CCT244747

In vivo pharmacokinetic (PK) studies show good oral availability, with a more extended half-life compared to iv dosing. Accumulation in tumors was measured. Efficacy of gemcitabine and irinotecan was enhanced in several tumour xenograft models, while CCT244747 was active as a single agent in MYCN-driven neuroblastoma (significant shrinkage after 7 days at 100 mg/kg oral administration). Activity is likely due to on-target activity, but 5 other kinases in a panel of 140 were inhibited >50% at 1 uM; at the high concentrations dosed (75-150 mg/kg PO), possible effects through the inhibition of additional targets can not be ruled out.

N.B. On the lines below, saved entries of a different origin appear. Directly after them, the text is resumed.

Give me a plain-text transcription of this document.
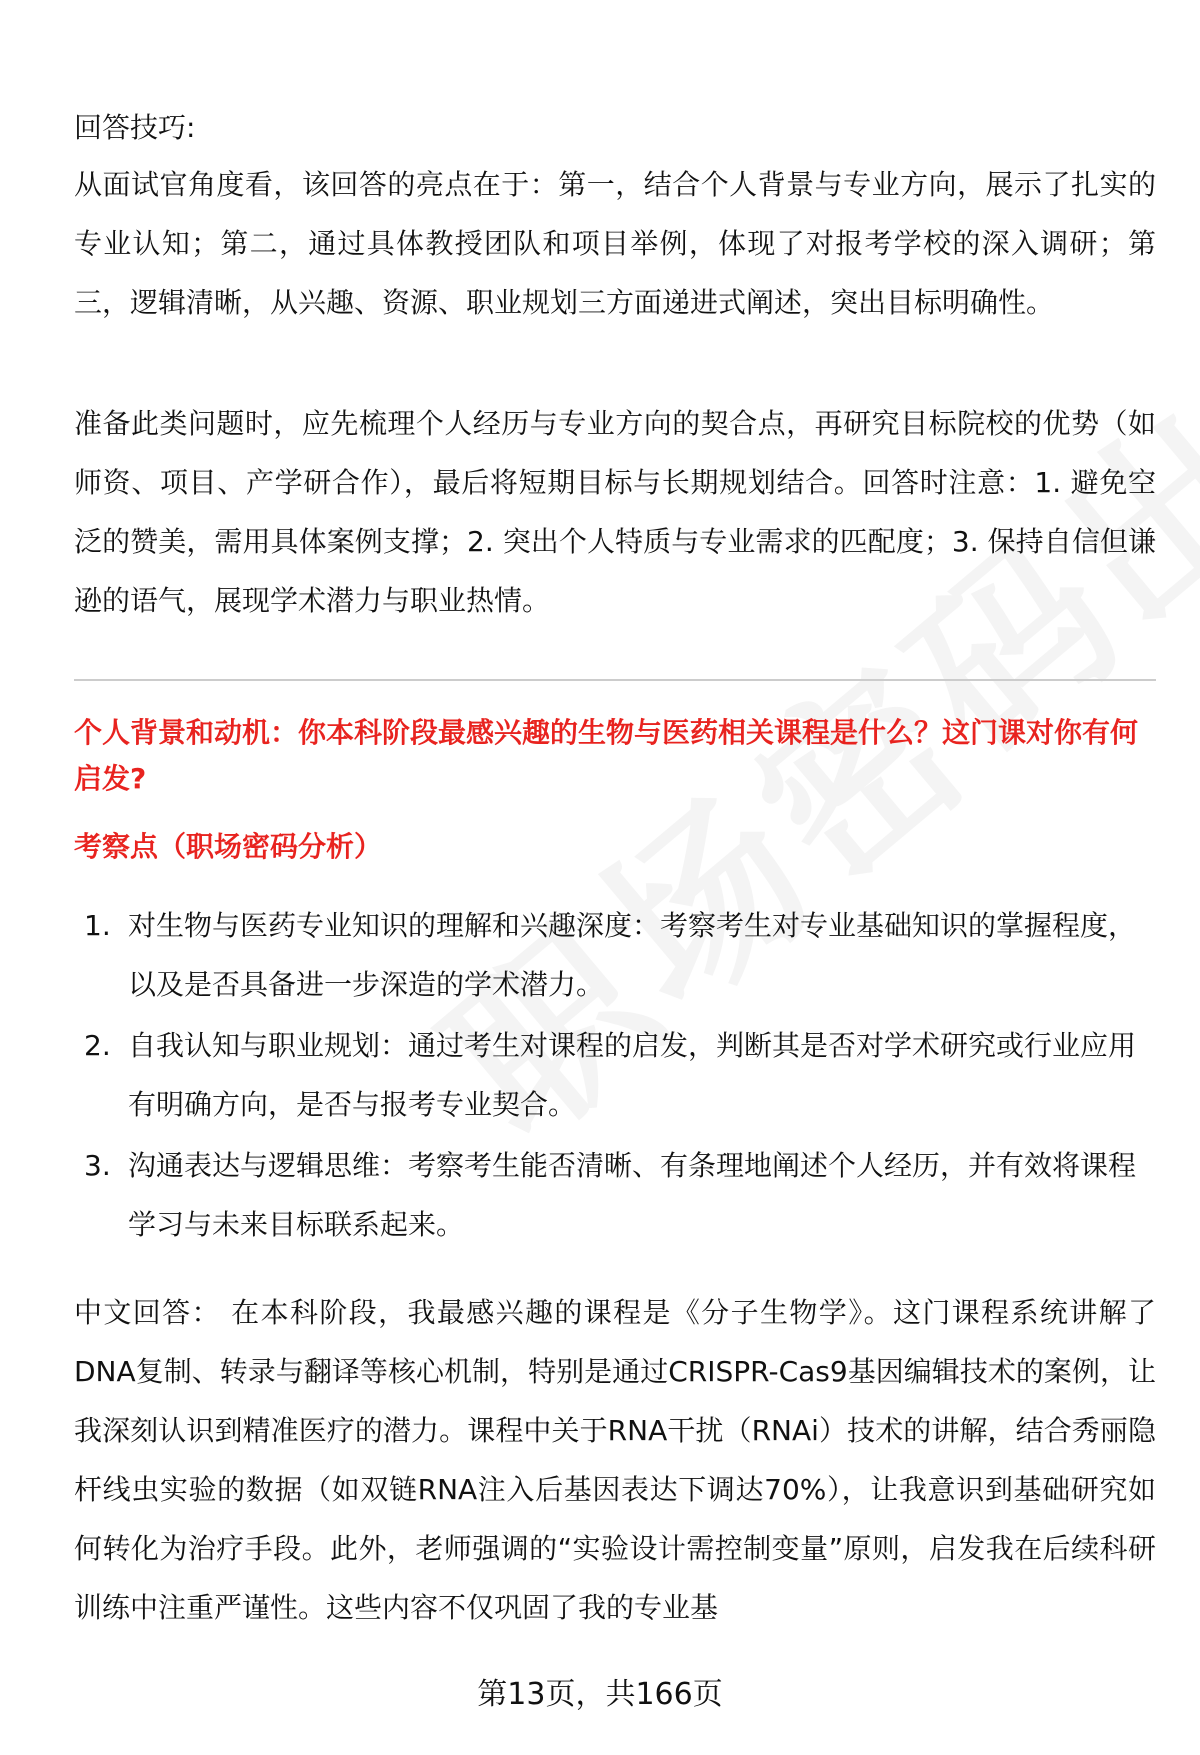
回答技巧:

从面试官角度看，该回答的亮点在于：第一，结合个人背景与专业方向，展示了扎实的专业认知；第二，通过具体教授团队和项目举例，体现了对报考学校的深入调研；第三，逻辑清晰，从兴趣、资源、职业规划三方面递进式阐述，突出目标明确性。

准备此类问题时，应先梳理个人经历与专业方向的契合点，再研究目标院校的优势（如师资、项目、产学研合作），最后将短期目标与长期规划结合。回答时注意：1. 避免空泛的赞美，需用具体案例支撑；2. 突出个人特质与专业需求的匹配度；3. 保持自信但谦逊的语气，展现学术潜力与职业热情。

个人背景和动机：你本科阶段最感兴趣的生物与医药相关课程是什么？这门课对你有何启发?

考察点（职场密码分析）

1. 对生物与医药专业知识的理解和兴趣深度：考察考生对专业基础知识的掌握程度，以及是否具备进一步深造的学术潜力。
2. 自我认知与职业规划：通过考生对课程的启发，判断其是否对学术研究或行业应用有明确方向，是否与报考专业契合。
3. 沟通表达与逻辑思维：考察考生能否清晰、有条理地阐述个人经历，并有效将课程学习与未来目标联系起来。

中文回答： 在本科阶段，我最感兴趣的课程是《分子生物学》。这门课程系统讲解了DNA复制、转录与翻译等核心机制，特别是通过CRISPR-Cas9基因编辑技术的案例，让我深刻认识到精准医疗的潜力。课程中关于RNA干扰（RNAi）技术的讲解，结合秀丽隐杆线虫实验的数据（如双链RNA注入后基因表达下调达70%），让我意识到基础研究如何转化为治疗手段。此外，老师强调的“实验设计需控制变量”原则，启发我在后续科研训练中注重严谨性。这些内容不仅巩固了我的专业基

第13页，共166页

CCT2444747 is a potent CHK1 inhibitor (IC₅₀=7.7 nM) with high selectivity over CHK2 and CDK1 (IC₅₀ >10 uM). Depending on the cell line, off-target antiproliferative effects can be seen at fairly low concentrations (e.g., HT29 620 nM; Calu6 330 nM; 21-35-fold window with respect to on-target effects). The compound exhibits >50% inhibition at 1 uM against RSK1, RSK2, AMPK, BRSK1, IRAK1 and TRKA; therefore, these kinases could be inhibited when the compound is dosed in mouse models at the higher 150 mg/kg dose (plasma C_max likely to be >>1 uM; only 12 h data available for higher doses) . The compound is moderately bound to mouse plasma proteins (24% unbound) and has very high iv clearance (higher than liver blood flow when dosed at 10 mg/kg), yet has good oral exposure, suggesting saturation of metabolism and non-linear PK.